Cheiro de Mofo (Baião)

Não sei de onde conseguiu. Tanto ódio de mim.
Pois tu eras bem alimentada. Porque odiou tanto assim.
Dia inteiro era só prazer Visitando o seu jardim.
Elogiava minha masculidade. Dizia que em nada era ruim.
Registrava abraços e beijos. Comendo na integra o meu pudim.

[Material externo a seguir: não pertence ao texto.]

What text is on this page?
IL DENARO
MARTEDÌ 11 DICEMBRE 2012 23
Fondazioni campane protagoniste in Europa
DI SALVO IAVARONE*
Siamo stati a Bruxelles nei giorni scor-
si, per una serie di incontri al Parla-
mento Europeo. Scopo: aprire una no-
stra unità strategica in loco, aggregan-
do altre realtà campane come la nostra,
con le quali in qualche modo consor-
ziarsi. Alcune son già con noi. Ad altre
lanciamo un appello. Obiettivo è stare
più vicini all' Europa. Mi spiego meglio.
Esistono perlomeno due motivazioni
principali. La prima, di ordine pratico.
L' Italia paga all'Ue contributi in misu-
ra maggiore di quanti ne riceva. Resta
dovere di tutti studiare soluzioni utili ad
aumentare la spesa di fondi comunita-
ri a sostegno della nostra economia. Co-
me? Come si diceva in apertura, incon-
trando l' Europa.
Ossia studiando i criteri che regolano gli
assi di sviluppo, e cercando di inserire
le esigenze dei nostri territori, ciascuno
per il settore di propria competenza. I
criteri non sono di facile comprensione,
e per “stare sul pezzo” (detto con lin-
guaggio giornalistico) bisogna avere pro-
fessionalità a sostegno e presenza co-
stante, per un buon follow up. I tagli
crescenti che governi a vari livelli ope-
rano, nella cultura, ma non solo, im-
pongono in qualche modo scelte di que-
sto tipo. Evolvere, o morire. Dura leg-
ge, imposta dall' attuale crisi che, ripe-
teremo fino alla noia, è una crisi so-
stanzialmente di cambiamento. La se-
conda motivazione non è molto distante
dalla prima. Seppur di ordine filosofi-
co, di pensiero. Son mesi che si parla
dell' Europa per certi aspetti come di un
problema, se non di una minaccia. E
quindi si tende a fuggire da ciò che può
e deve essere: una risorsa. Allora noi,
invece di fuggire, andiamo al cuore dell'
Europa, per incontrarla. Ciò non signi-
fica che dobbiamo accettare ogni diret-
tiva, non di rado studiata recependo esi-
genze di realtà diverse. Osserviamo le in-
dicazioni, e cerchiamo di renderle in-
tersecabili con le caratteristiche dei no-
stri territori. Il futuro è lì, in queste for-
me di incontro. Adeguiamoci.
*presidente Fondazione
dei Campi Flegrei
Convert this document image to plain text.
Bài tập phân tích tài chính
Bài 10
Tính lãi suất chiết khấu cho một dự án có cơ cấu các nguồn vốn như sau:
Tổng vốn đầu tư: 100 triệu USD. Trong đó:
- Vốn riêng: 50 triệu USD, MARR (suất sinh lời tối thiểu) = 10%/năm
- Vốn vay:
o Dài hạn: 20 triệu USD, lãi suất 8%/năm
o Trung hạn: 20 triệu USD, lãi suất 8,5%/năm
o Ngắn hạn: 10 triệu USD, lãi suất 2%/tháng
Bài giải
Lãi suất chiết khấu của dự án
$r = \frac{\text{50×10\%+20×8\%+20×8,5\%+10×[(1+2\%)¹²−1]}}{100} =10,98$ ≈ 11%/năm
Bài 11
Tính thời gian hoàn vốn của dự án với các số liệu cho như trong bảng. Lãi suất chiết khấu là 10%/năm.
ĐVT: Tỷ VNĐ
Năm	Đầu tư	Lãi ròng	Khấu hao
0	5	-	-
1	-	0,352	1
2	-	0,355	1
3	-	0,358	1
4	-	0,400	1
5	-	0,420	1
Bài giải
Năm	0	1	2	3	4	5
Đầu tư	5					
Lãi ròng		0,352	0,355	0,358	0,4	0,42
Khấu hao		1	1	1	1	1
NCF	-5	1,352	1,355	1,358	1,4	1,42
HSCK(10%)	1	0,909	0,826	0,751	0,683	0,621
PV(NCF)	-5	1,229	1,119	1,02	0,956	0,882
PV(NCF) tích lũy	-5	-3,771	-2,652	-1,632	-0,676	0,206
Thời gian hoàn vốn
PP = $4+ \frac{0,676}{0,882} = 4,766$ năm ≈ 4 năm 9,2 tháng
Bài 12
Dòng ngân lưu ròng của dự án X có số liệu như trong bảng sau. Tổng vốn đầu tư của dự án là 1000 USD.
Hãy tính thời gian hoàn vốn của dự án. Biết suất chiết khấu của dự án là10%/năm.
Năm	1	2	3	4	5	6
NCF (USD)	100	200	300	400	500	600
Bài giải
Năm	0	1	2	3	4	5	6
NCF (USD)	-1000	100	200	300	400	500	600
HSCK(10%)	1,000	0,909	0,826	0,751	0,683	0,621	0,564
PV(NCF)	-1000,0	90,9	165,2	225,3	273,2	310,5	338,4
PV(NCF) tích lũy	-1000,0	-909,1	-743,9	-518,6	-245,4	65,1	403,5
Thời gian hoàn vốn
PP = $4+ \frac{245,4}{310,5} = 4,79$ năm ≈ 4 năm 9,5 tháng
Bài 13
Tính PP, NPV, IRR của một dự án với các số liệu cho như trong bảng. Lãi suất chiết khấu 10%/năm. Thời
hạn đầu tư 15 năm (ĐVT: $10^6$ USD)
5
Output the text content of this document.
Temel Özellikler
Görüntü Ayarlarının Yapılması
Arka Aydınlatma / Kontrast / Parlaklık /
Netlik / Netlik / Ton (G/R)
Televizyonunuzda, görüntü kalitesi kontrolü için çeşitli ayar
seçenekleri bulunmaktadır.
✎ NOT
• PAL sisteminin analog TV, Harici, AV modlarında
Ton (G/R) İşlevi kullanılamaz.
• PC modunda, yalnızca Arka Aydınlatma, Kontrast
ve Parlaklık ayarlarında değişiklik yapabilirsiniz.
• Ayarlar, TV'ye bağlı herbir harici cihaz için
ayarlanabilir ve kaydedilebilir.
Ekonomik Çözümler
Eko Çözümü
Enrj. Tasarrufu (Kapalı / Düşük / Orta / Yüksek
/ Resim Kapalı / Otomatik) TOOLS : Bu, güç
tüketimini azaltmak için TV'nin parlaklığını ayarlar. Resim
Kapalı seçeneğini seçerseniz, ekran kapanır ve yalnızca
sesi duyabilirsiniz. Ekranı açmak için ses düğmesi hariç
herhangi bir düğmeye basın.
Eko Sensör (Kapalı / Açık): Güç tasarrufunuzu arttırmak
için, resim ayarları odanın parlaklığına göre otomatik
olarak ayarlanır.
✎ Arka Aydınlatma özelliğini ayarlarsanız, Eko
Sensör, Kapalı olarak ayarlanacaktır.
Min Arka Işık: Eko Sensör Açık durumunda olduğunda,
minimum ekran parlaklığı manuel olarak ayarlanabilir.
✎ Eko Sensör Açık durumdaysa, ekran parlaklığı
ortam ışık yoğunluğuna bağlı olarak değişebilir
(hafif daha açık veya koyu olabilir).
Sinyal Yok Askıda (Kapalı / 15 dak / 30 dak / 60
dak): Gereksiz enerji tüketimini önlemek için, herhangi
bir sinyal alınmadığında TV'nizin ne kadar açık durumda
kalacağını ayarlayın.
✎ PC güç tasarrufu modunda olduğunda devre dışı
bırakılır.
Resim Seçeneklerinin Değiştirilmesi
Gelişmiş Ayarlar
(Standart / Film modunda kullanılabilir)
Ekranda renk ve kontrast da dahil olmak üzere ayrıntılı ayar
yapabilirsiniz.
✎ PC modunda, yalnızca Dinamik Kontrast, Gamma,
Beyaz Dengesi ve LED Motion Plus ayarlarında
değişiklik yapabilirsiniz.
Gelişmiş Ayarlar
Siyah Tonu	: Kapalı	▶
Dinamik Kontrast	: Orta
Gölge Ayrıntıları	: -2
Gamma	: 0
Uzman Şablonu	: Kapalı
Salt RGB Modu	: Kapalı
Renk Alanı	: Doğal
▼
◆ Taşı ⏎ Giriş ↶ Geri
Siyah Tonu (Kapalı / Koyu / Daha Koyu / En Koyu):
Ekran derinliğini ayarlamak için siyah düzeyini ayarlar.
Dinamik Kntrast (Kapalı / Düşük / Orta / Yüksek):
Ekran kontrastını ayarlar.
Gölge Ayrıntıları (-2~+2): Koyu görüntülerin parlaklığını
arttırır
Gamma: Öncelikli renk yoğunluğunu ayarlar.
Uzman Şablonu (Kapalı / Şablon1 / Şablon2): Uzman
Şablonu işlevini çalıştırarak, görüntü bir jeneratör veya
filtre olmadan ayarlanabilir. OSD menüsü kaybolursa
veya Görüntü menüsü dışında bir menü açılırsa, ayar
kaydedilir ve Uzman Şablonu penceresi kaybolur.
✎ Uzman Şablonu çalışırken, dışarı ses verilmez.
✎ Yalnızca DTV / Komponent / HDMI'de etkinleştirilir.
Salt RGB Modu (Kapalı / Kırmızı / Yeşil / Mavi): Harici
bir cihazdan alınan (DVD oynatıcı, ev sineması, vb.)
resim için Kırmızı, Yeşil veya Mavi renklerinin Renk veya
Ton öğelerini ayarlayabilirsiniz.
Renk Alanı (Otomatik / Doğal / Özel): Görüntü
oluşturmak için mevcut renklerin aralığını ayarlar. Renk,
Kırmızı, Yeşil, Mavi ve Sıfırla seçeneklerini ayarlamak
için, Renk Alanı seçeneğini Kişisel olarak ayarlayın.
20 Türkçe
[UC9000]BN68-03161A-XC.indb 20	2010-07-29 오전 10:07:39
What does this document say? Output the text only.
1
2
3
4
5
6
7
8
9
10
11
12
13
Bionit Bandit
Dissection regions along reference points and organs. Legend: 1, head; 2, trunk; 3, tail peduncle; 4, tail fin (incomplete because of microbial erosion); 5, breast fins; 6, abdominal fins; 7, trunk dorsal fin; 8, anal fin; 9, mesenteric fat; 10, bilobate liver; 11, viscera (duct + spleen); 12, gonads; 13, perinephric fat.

Hoje distancia em repugnância Nosso amor teve um fim.
Saciando o prurido numa cova. Onde germinava o gergelim.
Sumindo o aroma do cravo. Em seu respeitado jardim.
Da irrigação só resta saudade. Representa que de outro mundo eu vim.
Cheiro de Lancaster no leito. Hoje cheira mofo a colcha de cetim.

Voltei na colcha de retalho. Onde gerou nosso amor no pobre camarim.
Que volte de novo o amor, ao disputar a coroa de ouro ou de marfim.
Paz invejável numa cabana. Éramos rei e rainha ou anjo querubim.
Sou um índio guarani amoroso. Das terras fértil de coxim.
Não terá comprado dum brasileiro Dum amor puro dum pingüim.